La doncella y los ángeles vestido de blanco parecían, como estatuas de Miguel Ángel. Sólo le daba vida el vaho ensortijado de las palabras pronunciadas, por la Virgen María, y, ellos, sin emitir sonido alguno, los ángeles. De pronto un resplandor blanquecino iluminó la oscuridad y apareció Jesucristo en un extremo de la gran plaza, y dijo: -¡YO SOY ÉL! Y Soy aquel, ¡sí! aquel a quien invocan todas las noches y todos los días para pedir que los proteja. Entonces abrió su manto y mostró una legión de Ángeles que subían y bajaban a su alrededor. Los frailes y las monjas, las hermanas de todas las órdenes, reconocieron a Aquel que había fallecido en la Cruz.

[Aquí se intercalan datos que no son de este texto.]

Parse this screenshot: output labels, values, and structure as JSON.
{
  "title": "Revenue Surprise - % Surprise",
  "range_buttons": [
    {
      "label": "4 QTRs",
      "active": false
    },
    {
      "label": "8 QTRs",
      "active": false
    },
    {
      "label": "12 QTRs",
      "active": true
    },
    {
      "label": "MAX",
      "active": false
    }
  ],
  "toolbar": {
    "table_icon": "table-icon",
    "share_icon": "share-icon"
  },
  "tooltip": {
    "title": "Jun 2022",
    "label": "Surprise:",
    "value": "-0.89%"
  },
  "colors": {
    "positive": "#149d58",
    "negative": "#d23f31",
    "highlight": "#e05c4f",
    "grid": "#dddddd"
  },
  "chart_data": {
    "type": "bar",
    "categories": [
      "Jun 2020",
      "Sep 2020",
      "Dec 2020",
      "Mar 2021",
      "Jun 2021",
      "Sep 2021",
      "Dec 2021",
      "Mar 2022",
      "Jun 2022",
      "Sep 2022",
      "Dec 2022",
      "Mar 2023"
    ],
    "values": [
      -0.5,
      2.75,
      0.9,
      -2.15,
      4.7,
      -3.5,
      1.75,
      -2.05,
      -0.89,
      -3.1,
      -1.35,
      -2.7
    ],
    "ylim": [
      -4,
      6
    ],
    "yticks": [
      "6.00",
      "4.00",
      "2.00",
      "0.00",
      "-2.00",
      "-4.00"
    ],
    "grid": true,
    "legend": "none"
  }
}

Y dijo, Jesús: No se maten. Amen su vida. Amen a su Dios interno. Los asquerosos demonios, se irán al charco del Diablo. Recen, la oración en común, es un potente manantial de fuerza, una fuente para todo el que se enfrenta a sí mismo para formar la imagen de un hombre sano, la imagen de un hombre alegre, con bienestar y felicidad interna. ¡Nunca me he ido! ¡Nunca os he dejado solos! Durante miles de años he sido calumniado. Den las gracias a Dios Padre, dejad que Él siga fluyendo, es el gran Espíritu, y dadle las gracias de todo corazón, en silencio. Y estoy seguro, muy seguro, de que quien esté Conmigo , sentirá en sí vivencias de las que dirán que son únicas. ¡No lo son! Se trata de la ley del amor, que actúa en vosotros. Mi paz os doy. Y todo Mi amor es para todos vosotros.
Hasta cuando así Dios lo quiera. Señor, bendice y certifica la obra de nuestras manos. Señor, por favor envía al Espíritu Santo sobre todos los hombres. Un hombre nuevo: sano, feliz, eficiente y lleno de fuerza será. Un hombre nuevo con gran fe profunda y profunda confianza en Aquel que lo puede todo: Cristo en nosotros. Jesús, yo en ti confío. Paz y alegría universal. Amén.